Grippe A : quelles populations seront vaccinées

Le Haut Conseil de la santé publique (HCSP) a publié ce matin sur son site Internet ses recommandations sur la liste des populations à vacciner en priorité contre le virus H1N1. Plusieurs quotidiens (Libération, Le Figaro, Le Quotidien du médecin), se sont procuré l'avis du Haut Conseil avant sa parution officielle. Libération (page 12) classe en deux blocs les personnes prioritaires.
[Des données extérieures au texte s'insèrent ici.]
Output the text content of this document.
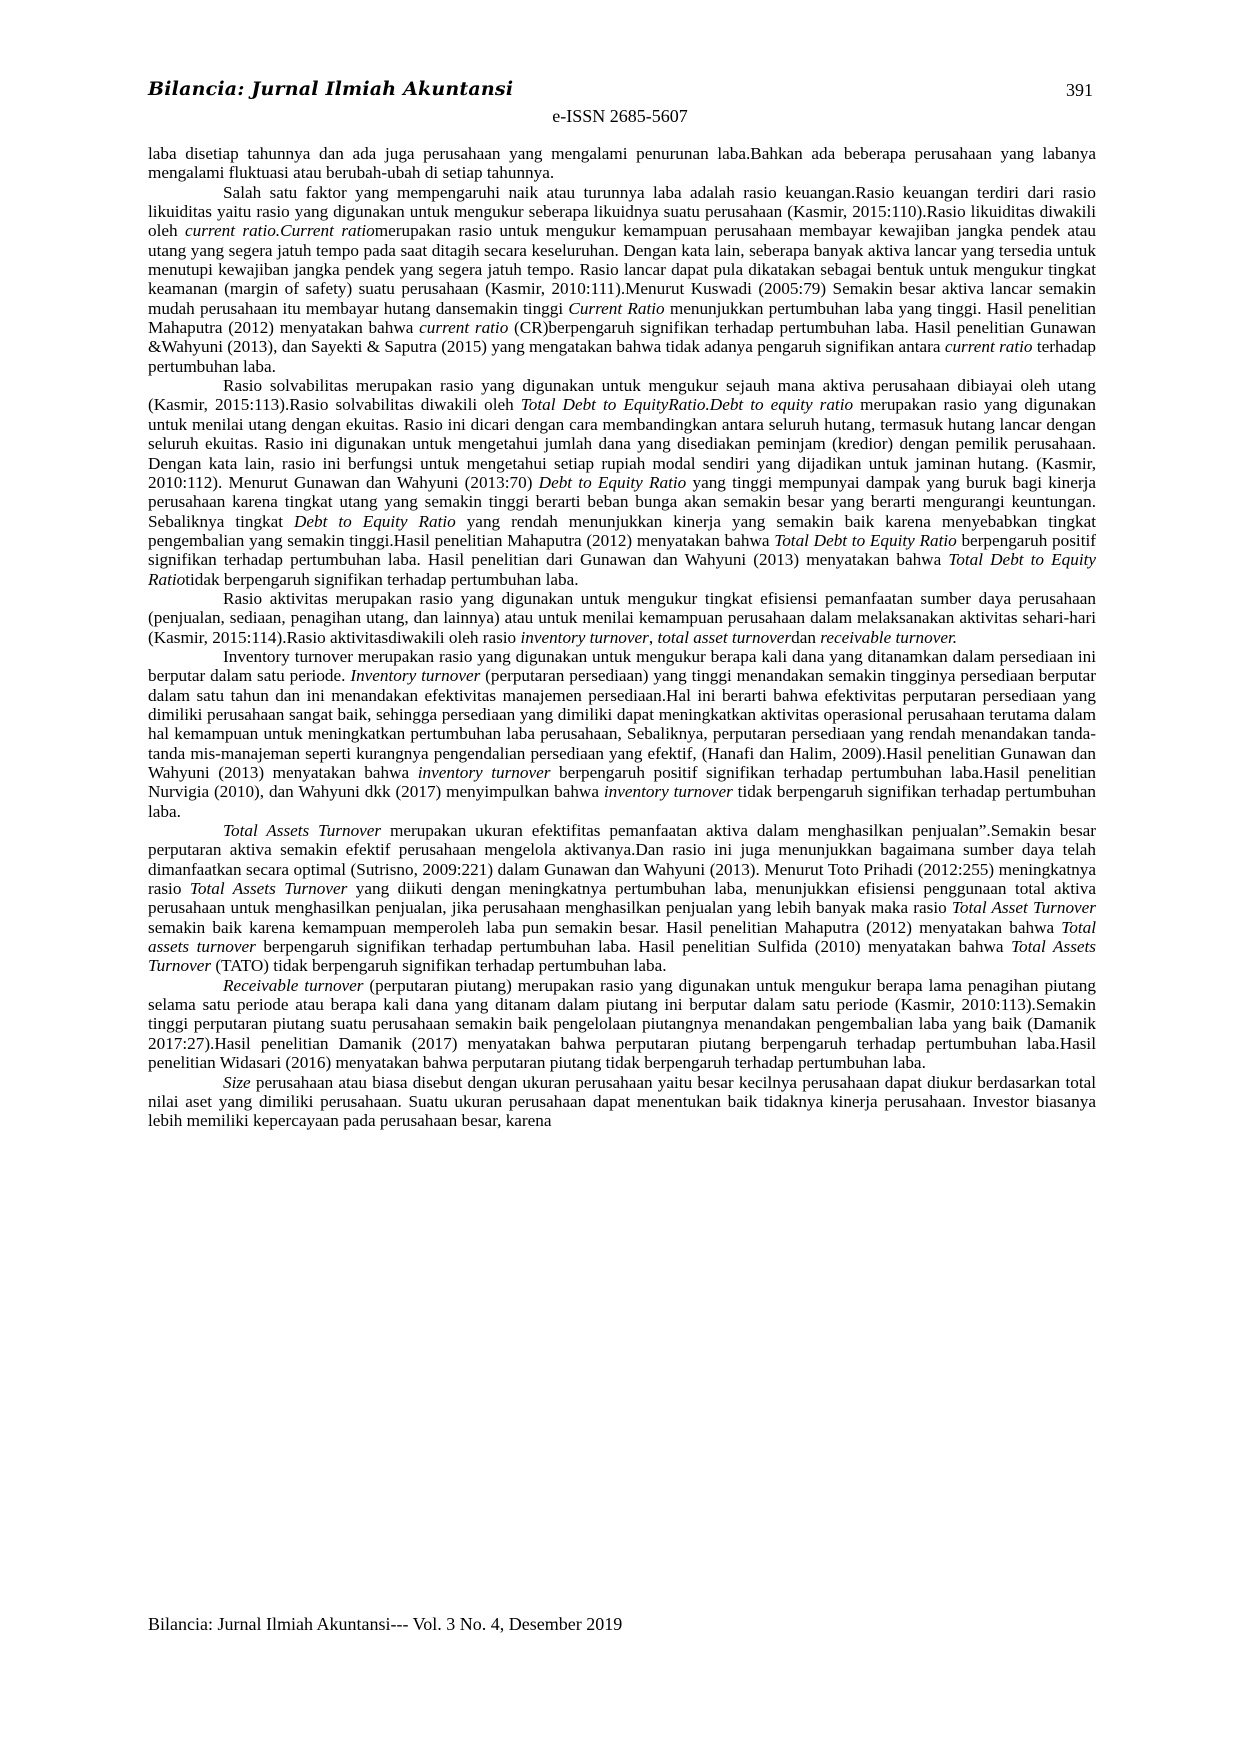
Bilancia: Jurnal Ilmiah Akuntansi	391
e-ISSN 2685-5607

laba disetiap tahunnya dan ada juga perusahaan yang mengalami penurunan laba.Bahkan ada beberapa perusahaan yang labanya mengalami fluktuasi atau berubah-ubah di setiap tahunnya.

Salah satu faktor yang mempengaruhi naik atau turunnya laba adalah rasio keuangan.Rasio keuangan terdiri dari rasio likuiditas yaitu rasio yang digunakan untuk mengukur seberapa likuidnya suatu perusahaan (Kasmir, 2015:110).Rasio likuiditas diwakili oleh current ratio.Current ratiomerupakan rasio untuk mengukur kemampuan perusahaan membayar kewajiban jangka pendek atau utang yang segera jatuh tempo pada saat ditagih secara keseluruhan. Dengan kata lain, seberapa banyak aktiva lancar yang tersedia untuk menutupi kewajiban jangka pendek yang segera jatuh tempo. Rasio lancar dapat pula dikatakan sebagai bentuk untuk mengukur tingkat keamanan (margin of safety) suatu perusahaan (Kasmir, 2010:111).Menurut Kuswadi (2005:79) Semakin besar aktiva lancar semakin mudah perusahaan itu membayar hutang dansemakin tinggi Current Ratio menunjukkan pertumbuhan laba yang tinggi. Hasil penelitian Mahaputra (2012) menyatakan bahwa current ratio (CR)berpengaruh signifikan terhadap pertumbuhan laba. Hasil penelitian Gunawan &Wahyuni (2013), dan Sayekti & Saputra (2015) yang mengatakan bahwa tidak adanya pengaruh signifikan antara current ratio terhadap pertumbuhan laba.

Rasio solvabilitas merupakan rasio yang digunakan untuk mengukur sejauh mana aktiva perusahaan dibiayai oleh utang (Kasmir, 2015:113).Rasio solvabilitas diwakili oleh Total Debt to EquityRatio.Debt to equity ratio merupakan rasio yang digunakan untuk menilai utang dengan ekuitas. Rasio ini dicari dengan cara membandingkan antara seluruh hutang, termasuk hutang lancar dengan seluruh ekuitas. Rasio ini digunakan untuk mengetahui jumlah dana yang disediakan peminjam (kredior) dengan pemilik perusahaan. Dengan kata lain, rasio ini berfungsi untuk mengetahui setiap rupiah modal sendiri yang dijadikan untuk jaminan hutang. (Kasmir, 2010:112). Menurut Gunawan dan Wahyuni (2013:70) Debt to Equity Ratio yang tinggi mempunyai dampak yang buruk bagi kinerja perusahaan karena tingkat utang yang semakin tinggi berarti beban bunga akan semakin besar yang berarti mengurangi keuntungan. Sebaliknya tingkat Debt to Equity Ratio yang rendah menunjukkan kinerja yang semakin baik karena menyebabkan tingkat pengembalian yang semakin tinggi.Hasil penelitian Mahaputra (2012) menyatakan bahwa Total Debt to Equity Ratio berpengaruh positif signifikan terhadap pertumbuhan laba. Hasil penelitian dari Gunawan dan Wahyuni (2013) menyatakan bahwa Total Debt to Equity Ratiotidak berpengaruh signifikan terhadap pertumbuhan laba.

Rasio aktivitas merupakan rasio yang digunakan untuk mengukur tingkat efisiensi pemanfaatan sumber daya perusahaan (penjualan, sediaan, penagihan utang, dan lainnya) atau untuk menilai kemampuan perusahaan dalam melaksanakan aktivitas sehari-hari (Kasmir, 2015:114).Rasio aktivitasdiwakili oleh rasio inventory turnover, total asset turnoverdan receivable turnover.

Inventory turnover merupakan rasio yang digunakan untuk mengukur berapa kali dana yang ditanamkan dalam persediaan ini berputar dalam satu periode. Inventory turnover (perputaran persediaan) yang tinggi menandakan semakin tingginya persediaan berputar dalam satu tahun dan ini menandakan efektivitas manajemen persediaan.Hal ini berarti bahwa efektivitas perputaran persediaan yang dimiliki perusahaan sangat baik, sehingga persediaan yang dimiliki dapat meningkatkan aktivitas operasional perusahaan terutama dalam hal kemampuan untuk meningkatkan pertumbuhan laba perusahaan, Sebaliknya, perputaran persediaan yang rendah menandakan tanda-tanda mis-manajeman seperti kurangnya pengendalian persediaan yang efektif, (Hanafi dan Halim, 2009).Hasil penelitian Gunawan dan Wahyuni (2013) menyatakan bahwa inventory turnover berpengaruh positif signifikan terhadap pertumbuhan laba.Hasil penelitian Nurvigia (2010), dan Wahyuni dkk (2017) menyimpulkan bahwa inventory turnover tidak berpengaruh signifikan terhadap pertumbuhan laba.

Total Assets Turnover merupakan ukuran efektifitas pemanfaatan aktiva dalam menghasilkan penjualan”.Semakin besar perputaran aktiva semakin efektif perusahaan mengelola aktivanya.Dan rasio ini juga menunjukkan bagaimana sumber daya telah dimanfaatkan secara optimal (Sutrisno, 2009:221) dalam Gunawan dan Wahyuni (2013). Menurut Toto Prihadi (2012:255) meningkatnya rasio Total Assets Turnover yang diikuti dengan meningkatnya pertumbuhan laba, menunjukkan efisiensi penggunaan total aktiva perusahaan untuk menghasilkan penjualan, jika perusahaan menghasilkan penjualan yang lebih banyak maka rasio Total Asset Turnover semakin baik karena kemampuan memperoleh laba pun semakin besar. Hasil penelitian Mahaputra (2012) menyatakan bahwa Total assets turnover berpengaruh signifikan terhadap pertumbuhan laba. Hasil penelitian Sulfida (2010) menyatakan bahwa Total Assets Turnover (TATO) tidak berpengaruh signifikan terhadap pertumbuhan laba.

Receivable turnover (perputaran piutang) merupakan rasio yang digunakan untuk mengukur berapa lama penagihan piutang selama satu periode atau berapa kali dana yang ditanam dalam piutang ini berputar dalam satu periode (Kasmir, 2010:113).Semakin tinggi perputaran piutang suatu perusahaan semakin baik pengelolaan piutangnya menandakan pengembalian laba yang baik (Damanik 2017:27).Hasil penelitian Damanik (2017) menyatakan bahwa perputaran piutang berpengaruh terhadap pertumbuhan laba.Hasil penelitian Widasari (2016) menyatakan bahwa perputaran piutang tidak berpengaruh terhadap pertumbuhan laba.

Size perusahaan atau biasa disebut dengan ukuran perusahaan yaitu besar kecilnya perusahaan dapat diukur berdasarkan total nilai aset yang dimiliki perusahaan. Suatu ukuran perusahaan dapat menentukan baik tidaknya kinerja perusahaan. Investor biasanya lebih memiliki kepercayaan pada perusahaan besar, karena

Bilancia: Jurnal Ilmiah Akuntansi--- Vol. 3 No. 4, Desember 2019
D'abord, "les personnels de santé, médico-sociaux et de secours, en commençant par ceux qui sont amenés à être en contact fréquent avec des malades grippés ou porteurs de facteurs de risque". "Une morbidité importante liée à la pandémie chez ces professionnels mettrait en péril la capacité des services de santé et de secours à s'occuper des patients atteints de grippe et d'autres affections engageant le pronostic vital", justifient les experts du Haut Conseil.
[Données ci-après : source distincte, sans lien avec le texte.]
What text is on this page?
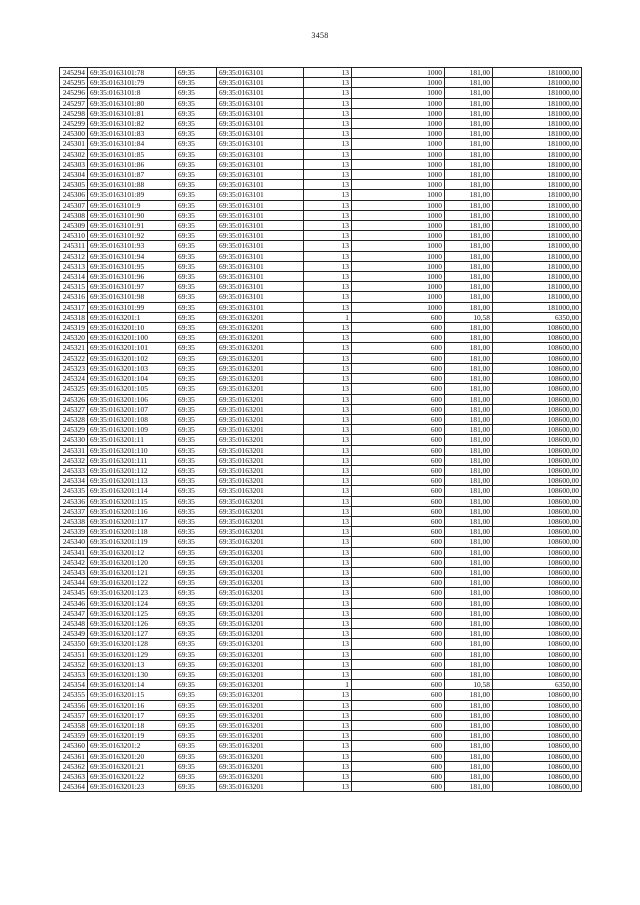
3458
245294	69:35:0163101:78	69:35	69:35:0163101	13	1000	181,00	181000,00
245295	69:35:0163101:79	69:35	69:35:0163101	13	1000	181,00	181000,00
245296	69:35:0163101:8	69:35	69:35:0163101	13	1000	181,00	181000,00
245297	69:35:0163101:80	69:35	69:35:0163101	13	1000	181,00	181000,00
245298	69:35:0163101:81	69:35	69:35:0163101	13	1000	181,00	181000,00
245299	69:35:0163101:82	69:35	69:35:0163101	13	1000	181,00	181000,00
245300	69:35:0163101:83	69:35	69:35:0163101	13	1000	181,00	181000,00
245301	69:35:0163101:84	69:35	69:35:0163101	13	1000	181,00	181000,00
245302	69:35:0163101:85	69:35	69:35:0163101	13	1000	181,00	181000,00
245303	69:35:0163101:86	69:35	69:35:0163101	13	1000	181,00	181000,00
245304	69:35:0163101:87	69:35	69:35:0163101	13	1000	181,00	181000,00
245305	69:35:0163101:88	69:35	69:35:0163101	13	1000	181,00	181000,00
245306	69:35:0163101:89	69:35	69:35:0163101	13	1000	181,00	181000,00
245307	69:35:0163101:9	69:35	69:35:0163101	13	1000	181,00	181000,00
245308	69:35:0163101:90	69:35	69:35:0163101	13	1000	181,00	181000,00
245309	69:35:0163101:91	69:35	69:35:0163101	13	1000	181,00	181000,00
245310	69:35:0163101:92	69:35	69:35:0163101	13	1000	181,00	181000,00
245311	69:35:0163101:93	69:35	69:35:0163101	13	1000	181,00	181000,00
245312	69:35:0163101:94	69:35	69:35:0163101	13	1000	181,00	181000,00
245313	69:35:0163101:95	69:35	69:35:0163101	13	1000	181,00	181000,00
245314	69:35:0163101:96	69:35	69:35:0163101	13	1000	181,00	181000,00
245315	69:35:0163101:97	69:35	69:35:0163101	13	1000	181,00	181000,00
245316	69:35:0163101:98	69:35	69:35:0163101	13	1000	181,00	181000,00
245317	69:35:0163101:99	69:35	69:35:0163101	13	1000	181,00	181000,00
245318	69:35:0163201:1	69:35	69:35:0163201	1	600	10,58	6350,00
245319	69:35:0163201:10	69:35	69:35:0163201	13	600	181,00	108600,00
245320	69:35:0163201:100	69:35	69:35:0163201	13	600	181,00	108600,00
245321	69:35:0163201:101	69:35	69:35:0163201	13	600	181,00	108600,00
245322	69:35:0163201:102	69:35	69:35:0163201	13	600	181,00	108600,00
245323	69:35:0163201:103	69:35	69:35:0163201	13	600	181,00	108600,00
245324	69:35:0163201:104	69:35	69:35:0163201	13	600	181,00	108600,00
245325	69:35:0163201:105	69:35	69:35:0163201	13	600	181,00	108600,00
245326	69:35:0163201:106	69:35	69:35:0163201	13	600	181,00	108600,00
245327	69:35:0163201:107	69:35	69:35:0163201	13	600	181,00	108600,00
245328	69:35:0163201:108	69:35	69:35:0163201	13	600	181,00	108600,00
245329	69:35:0163201:109	69:35	69:35:0163201	13	600	181,00	108600,00
245330	69:35:0163201:11	69:35	69:35:0163201	13	600	181,00	108600,00
245331	69:35:0163201:110	69:35	69:35:0163201	13	600	181,00	108600,00
245332	69:35:0163201:111	69:35	69:35:0163201	13	600	181,00	108600,00
245333	69:35:0163201:112	69:35	69:35:0163201	13	600	181,00	108600,00
245334	69:35:0163201:113	69:35	69:35:0163201	13	600	181,00	108600,00
245335	69:35:0163201:114	69:35	69:35:0163201	13	600	181,00	108600,00
245336	69:35:0163201:115	69:35	69:35:0163201	13	600	181,00	108600,00
245337	69:35:0163201:116	69:35	69:35:0163201	13	600	181,00	108600,00
245338	69:35:0163201:117	69:35	69:35:0163201	13	600	181,00	108600,00
245339	69:35:0163201:118	69:35	69:35:0163201	13	600	181,00	108600,00
245340	69:35:0163201:119	69:35	69:35:0163201	13	600	181,00	108600,00
245341	69:35:0163201:12	69:35	69:35:0163201	13	600	181,00	108600,00
245342	69:35:0163201:120	69:35	69:35:0163201	13	600	181,00	108600,00
245343	69:35:0163201:121	69:35	69:35:0163201	13	600	181,00	108600,00
245344	69:35:0163201:122	69:35	69:35:0163201	13	600	181,00	108600,00
245345	69:35:0163201:123	69:35	69:35:0163201	13	600	181,00	108600,00
245346	69:35:0163201:124	69:35	69:35:0163201	13	600	181,00	108600,00
245347	69:35:0163201:125	69:35	69:35:0163201	13	600	181,00	108600,00
245348	69:35:0163201:126	69:35	69:35:0163201	13	600	181,00	108600,00
245349	69:35:0163201:127	69:35	69:35:0163201	13	600	181,00	108600,00
245350	69:35:0163201:128	69:35	69:35:0163201	13	600	181,00	108600,00
245351	69:35:0163201:129	69:35	69:35:0163201	13	600	181,00	108600,00
245352	69:35:0163201:13	69:35	69:35:0163201	13	600	181,00	108600,00
245353	69:35:0163201:130	69:35	69:35:0163201	13	600	181,00	108600,00
245354	69:35:0163201:14	69:35	69:35:0163201	1	600	10,58	6350,00
245355	69:35:0163201:15	69:35	69:35:0163201	13	600	181,00	108600,00
245356	69:35:0163201:16	69:35	69:35:0163201	13	600	181,00	108600,00
245357	69:35:0163201:17	69:35	69:35:0163201	13	600	181,00	108600,00
245358	69:35:0163201:18	69:35	69:35:0163201	13	600	181,00	108600,00
245359	69:35:0163201:19	69:35	69:35:0163201	13	600	181,00	108600,00
245360	69:35:0163201:2	69:35	69:35:0163201	13	600	181,00	108600,00
245361	69:35:0163201:20	69:35	69:35:0163201	13	600	181,00	108600,00
245362	69:35:0163201:21	69:35	69:35:0163201	13	600	181,00	108600,00
245363	69:35:0163201:22	69:35	69:35:0163201	13	600	181,00	108600,00
245364	69:35:0163201:23	69:35	69:35:0163201	13	600	181,00	108600,00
Viennent ensuite 5 groupes de population, classés par niveau de priorité. Au niveau 1 : les personnes les plus vulnérables, comme les femmes enceintes (à partir du début du 2e trimestre), l'entourage des nourrissons de moins de 6 mois, les nourrissons âgés de 6 à 23 mois, avec facteur de risque. Les enfants de moins de 6 mois ne pouvant être vaccinés pour des raisons médicales, c'est leur entourage (parents, fratrie et adultes en charge de leur garde) qui le sera afin de les protéger, indique Le Figaro (page 11). Les malades chroniques sont classés au niveau 2 ou 3 selon qu'ils ont moins ou plus de 65 ans, cette dernière classe d'âge étant a priori moins vulnérable au virus H1N1 que les plus jeunes. Quant aux sujets âgés de 2 à 18 ans, dont la vaccination a surtout pour objectif de réduire la transmission du virus, ils sont pour l'instant au 4e rang sur 5.

Le Haut Conseil recommande l'utilisation de vaccins sans adjuvant (substance qui augmente la réponse immunitaire) pour les enfants de 6 mois à 23 ans, les femmes enceintes et les sujets porteurs de maladies immunitaires, ajoute Libération. "Reste à savoir quand et dans quelles conditions précises les vaccins tant attendus obtiendront leur autorisation de mise sur le marché (...), et surtout à quel rythme les 94 millions de doses commandées par la France seront livrées, conclut Le Figaro. Deux facteurs qui pèseront lourd dans l'organisation de cette campagne de vaccination d'ampleur inédite."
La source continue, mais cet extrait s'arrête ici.